Florian Schlichting fsfs at debian.org
Fri Feb 20 17:10:59 UTC 2015


Hi Kurt,

> > To protect our users and comply with adopted Internet standards, openssl
> > in Debian should no longer include RC4 ciphers in the DEFAULT list of
> > ciphers, neither in Jessie nor supported stable / oldstable releases.
> 
> I fully support that RFC.  However I don't think it's a good idea
> to remove it from DEFAULT in jessie.  Reasons not to are:
> - Many servers only support RC4 so clients still need to support
>   RC4 to be able to talk to them.  Hopefully this RFC will change
>   that.

What servers, and what clients are we talking about here? From reading
the Chromium [0] and Firefox [1] bugs about this, I understand that
payment processors in the US have a problem disabling RC4 on older
setups while maintaining PCI compliance. SSL Pulse [2] counts around
1.5% of web sites surveyed that only support RC4. So major browsers like
Iceweasel and Chromium may want to keep RC4 around as an option for
those who need it (there's talk about a whitelist in [0]).

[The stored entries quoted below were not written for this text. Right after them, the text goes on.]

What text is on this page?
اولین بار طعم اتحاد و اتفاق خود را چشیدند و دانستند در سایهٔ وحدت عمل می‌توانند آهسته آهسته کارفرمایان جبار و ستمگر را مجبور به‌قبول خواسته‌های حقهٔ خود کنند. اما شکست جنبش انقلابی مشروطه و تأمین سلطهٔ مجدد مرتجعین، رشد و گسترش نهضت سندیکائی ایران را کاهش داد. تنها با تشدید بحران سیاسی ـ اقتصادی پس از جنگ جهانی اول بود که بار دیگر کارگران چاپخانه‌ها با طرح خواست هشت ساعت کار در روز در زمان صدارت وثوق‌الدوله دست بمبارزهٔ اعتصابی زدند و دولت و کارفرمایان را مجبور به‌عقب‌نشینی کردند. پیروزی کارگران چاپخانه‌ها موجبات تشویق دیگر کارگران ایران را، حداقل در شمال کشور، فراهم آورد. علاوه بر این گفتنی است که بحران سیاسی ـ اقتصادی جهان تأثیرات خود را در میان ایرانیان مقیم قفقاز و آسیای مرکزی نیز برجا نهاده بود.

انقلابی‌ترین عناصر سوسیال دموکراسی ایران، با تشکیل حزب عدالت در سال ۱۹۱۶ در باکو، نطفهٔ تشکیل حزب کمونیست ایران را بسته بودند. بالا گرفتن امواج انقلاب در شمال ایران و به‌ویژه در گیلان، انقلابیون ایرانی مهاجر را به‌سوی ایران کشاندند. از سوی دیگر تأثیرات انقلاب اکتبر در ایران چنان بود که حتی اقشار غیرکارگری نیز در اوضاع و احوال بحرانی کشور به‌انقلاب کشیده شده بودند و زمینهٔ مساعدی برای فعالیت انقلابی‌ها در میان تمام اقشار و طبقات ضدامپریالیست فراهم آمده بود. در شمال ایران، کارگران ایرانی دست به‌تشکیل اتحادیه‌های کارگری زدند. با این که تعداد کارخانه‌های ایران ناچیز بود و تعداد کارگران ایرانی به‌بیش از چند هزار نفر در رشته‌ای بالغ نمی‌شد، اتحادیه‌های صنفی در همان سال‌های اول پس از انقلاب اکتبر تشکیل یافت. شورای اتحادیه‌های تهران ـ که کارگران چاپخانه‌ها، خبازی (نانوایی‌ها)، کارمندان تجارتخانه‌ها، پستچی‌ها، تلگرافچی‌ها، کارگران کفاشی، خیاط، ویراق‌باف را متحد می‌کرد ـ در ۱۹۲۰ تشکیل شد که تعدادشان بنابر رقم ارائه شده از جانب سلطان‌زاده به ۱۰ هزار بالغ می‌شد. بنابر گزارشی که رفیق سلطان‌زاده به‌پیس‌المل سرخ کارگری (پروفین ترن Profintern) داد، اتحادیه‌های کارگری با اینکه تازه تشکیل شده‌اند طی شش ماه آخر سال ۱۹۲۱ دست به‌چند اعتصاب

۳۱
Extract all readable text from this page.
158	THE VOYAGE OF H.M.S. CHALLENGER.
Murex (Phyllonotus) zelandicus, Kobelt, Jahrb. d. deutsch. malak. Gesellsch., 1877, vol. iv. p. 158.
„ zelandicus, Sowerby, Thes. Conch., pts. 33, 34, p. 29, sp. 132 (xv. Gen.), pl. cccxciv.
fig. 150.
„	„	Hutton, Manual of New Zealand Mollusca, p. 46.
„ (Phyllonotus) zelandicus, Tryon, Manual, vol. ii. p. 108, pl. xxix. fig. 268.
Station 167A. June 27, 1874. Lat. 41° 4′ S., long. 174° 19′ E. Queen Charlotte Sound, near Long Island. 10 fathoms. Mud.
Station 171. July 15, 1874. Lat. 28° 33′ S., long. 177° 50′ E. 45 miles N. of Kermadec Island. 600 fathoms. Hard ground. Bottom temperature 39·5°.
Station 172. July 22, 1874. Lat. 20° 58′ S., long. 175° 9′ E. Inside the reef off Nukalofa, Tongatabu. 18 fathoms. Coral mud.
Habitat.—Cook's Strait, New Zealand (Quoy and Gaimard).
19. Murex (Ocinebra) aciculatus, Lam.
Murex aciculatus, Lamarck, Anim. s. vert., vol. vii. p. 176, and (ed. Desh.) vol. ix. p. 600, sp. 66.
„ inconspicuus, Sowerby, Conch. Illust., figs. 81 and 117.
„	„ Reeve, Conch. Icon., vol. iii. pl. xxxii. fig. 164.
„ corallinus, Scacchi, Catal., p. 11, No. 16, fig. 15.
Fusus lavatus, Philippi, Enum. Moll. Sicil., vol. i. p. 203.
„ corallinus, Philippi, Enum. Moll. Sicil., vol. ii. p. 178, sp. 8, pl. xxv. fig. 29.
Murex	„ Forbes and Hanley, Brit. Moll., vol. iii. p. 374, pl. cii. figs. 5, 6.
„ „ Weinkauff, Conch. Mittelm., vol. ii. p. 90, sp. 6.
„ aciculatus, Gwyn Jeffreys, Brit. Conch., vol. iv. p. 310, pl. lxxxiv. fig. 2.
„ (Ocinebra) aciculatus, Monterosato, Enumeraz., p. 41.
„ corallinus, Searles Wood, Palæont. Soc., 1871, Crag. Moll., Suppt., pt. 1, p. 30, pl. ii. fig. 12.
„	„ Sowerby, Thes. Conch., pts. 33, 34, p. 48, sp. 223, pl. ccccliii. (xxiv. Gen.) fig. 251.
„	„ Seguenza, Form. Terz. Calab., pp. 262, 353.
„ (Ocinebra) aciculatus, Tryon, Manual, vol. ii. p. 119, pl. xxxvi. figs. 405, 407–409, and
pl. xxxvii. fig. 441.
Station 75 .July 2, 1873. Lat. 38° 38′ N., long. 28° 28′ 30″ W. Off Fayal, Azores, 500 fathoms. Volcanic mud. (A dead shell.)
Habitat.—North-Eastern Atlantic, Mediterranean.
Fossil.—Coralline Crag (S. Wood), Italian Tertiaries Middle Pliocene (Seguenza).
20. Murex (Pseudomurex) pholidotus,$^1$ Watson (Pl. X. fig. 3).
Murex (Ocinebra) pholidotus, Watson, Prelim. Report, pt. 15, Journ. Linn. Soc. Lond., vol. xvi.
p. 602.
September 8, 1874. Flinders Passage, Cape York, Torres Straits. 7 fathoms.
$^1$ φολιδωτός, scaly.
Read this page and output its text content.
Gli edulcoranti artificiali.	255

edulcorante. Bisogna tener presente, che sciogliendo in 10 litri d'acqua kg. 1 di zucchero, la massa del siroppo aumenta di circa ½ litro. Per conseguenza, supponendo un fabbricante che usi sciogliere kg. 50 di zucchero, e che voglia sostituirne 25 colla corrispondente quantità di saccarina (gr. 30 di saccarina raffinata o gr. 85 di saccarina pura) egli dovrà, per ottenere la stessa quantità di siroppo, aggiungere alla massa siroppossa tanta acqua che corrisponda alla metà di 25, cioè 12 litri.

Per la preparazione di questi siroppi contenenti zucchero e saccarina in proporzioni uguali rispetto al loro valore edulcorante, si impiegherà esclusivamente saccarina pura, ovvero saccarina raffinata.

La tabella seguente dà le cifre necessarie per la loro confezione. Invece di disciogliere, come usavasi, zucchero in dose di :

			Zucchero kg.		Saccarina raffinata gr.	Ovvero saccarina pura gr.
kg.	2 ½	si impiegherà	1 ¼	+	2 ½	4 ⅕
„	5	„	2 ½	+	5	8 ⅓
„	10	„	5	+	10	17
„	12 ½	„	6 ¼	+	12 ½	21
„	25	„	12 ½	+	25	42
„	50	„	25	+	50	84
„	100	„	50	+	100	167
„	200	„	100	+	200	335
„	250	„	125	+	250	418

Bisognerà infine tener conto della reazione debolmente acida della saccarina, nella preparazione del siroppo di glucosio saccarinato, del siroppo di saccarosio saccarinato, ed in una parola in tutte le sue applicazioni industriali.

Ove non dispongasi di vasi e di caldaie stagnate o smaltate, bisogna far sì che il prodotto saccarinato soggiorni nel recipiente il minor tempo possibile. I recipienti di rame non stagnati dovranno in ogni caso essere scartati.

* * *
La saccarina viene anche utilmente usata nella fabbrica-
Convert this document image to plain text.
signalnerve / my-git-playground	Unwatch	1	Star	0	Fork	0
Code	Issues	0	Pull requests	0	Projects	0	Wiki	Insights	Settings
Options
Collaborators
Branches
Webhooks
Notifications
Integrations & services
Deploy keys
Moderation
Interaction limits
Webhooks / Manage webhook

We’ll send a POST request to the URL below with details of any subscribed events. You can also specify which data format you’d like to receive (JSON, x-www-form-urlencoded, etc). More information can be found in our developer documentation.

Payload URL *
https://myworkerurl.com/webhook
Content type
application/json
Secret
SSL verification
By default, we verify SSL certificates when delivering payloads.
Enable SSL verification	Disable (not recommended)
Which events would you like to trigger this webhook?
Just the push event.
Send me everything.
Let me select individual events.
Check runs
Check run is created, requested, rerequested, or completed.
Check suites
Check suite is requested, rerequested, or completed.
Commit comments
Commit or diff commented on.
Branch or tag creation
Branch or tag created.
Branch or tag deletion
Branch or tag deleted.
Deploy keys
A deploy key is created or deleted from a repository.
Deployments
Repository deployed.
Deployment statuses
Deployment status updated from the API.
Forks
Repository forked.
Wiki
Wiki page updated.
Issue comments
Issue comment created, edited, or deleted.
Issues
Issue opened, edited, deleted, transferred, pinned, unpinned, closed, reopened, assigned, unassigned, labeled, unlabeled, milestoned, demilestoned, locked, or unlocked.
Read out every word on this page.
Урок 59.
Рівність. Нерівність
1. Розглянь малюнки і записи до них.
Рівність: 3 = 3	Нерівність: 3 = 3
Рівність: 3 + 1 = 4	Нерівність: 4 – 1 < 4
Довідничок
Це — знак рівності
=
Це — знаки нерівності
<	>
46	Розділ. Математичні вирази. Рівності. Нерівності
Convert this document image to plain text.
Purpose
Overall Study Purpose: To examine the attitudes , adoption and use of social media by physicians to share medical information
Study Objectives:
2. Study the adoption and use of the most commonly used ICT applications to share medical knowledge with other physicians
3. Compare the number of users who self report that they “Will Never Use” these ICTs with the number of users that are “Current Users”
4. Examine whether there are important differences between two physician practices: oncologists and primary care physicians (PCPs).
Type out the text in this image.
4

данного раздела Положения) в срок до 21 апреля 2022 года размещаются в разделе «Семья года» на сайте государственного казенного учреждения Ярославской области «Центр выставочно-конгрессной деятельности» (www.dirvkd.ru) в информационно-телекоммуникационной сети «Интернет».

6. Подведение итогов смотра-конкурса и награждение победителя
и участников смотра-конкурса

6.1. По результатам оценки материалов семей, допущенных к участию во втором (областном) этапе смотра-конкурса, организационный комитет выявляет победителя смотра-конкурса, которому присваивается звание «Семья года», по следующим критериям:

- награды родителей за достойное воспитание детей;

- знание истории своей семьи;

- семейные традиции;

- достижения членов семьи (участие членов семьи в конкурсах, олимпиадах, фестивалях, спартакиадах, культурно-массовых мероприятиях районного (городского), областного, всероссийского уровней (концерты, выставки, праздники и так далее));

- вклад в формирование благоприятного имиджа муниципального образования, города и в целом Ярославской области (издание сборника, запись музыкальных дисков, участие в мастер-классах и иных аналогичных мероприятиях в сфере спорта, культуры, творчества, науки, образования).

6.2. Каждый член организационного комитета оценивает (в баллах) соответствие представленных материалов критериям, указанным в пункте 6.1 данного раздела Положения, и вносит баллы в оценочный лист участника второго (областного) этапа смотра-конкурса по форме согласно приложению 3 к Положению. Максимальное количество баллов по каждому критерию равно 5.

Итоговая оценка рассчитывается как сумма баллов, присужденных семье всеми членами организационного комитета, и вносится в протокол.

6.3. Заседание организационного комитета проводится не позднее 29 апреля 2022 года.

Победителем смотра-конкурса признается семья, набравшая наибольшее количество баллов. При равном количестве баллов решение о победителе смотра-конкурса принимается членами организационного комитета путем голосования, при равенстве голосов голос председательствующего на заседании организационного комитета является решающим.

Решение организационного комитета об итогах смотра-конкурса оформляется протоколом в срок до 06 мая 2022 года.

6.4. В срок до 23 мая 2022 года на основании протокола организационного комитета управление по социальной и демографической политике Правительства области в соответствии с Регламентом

[0] https://code.google.com/p/chromium/issues/detail?id=375342
[1] https://bugzilla.mozilla.org/show_bug.cgi?id=999544
[2] https://www.trustworthyinternet.org/ssl-pulse/

However everybody else should get rid of RC4 now, not just on the server
but also on the client side - and I'm particularly thinking of all the
applications that use TLS beyond the web. It is a lot easier to remove
RC4 ciphers from the DEFAULT list in openssl and to add it back in the
very few web browsers that need it (and I'm not sure there are any at
all that use openssl in Debian and rely on the DEFAULT), than to change
the hundreds of other applications in Debian that use openssl to require
"DEFAULT:!RC4".

> - In practice if the other side supports something other than RC4
>   it's likely that RC4 isn't used.

Looking at SSL Pulse [2] again, 23.3% of sites will negotiate an
RC4-based cipher with modern browsers, that's roughly a third of those
having some RC4 suites enabled. Not all that unlikely, I'd say, and a
reason why Google and Mozilla consider moving forward on the client
side.


I think disabling RC4 in the default list of suites in openssl and
similar libraries like gnutls and libnss is the right thing to do, and I
think it should be done now, unless we have a clear idea about what if
anything this breaks and will need to be fixed beforehand.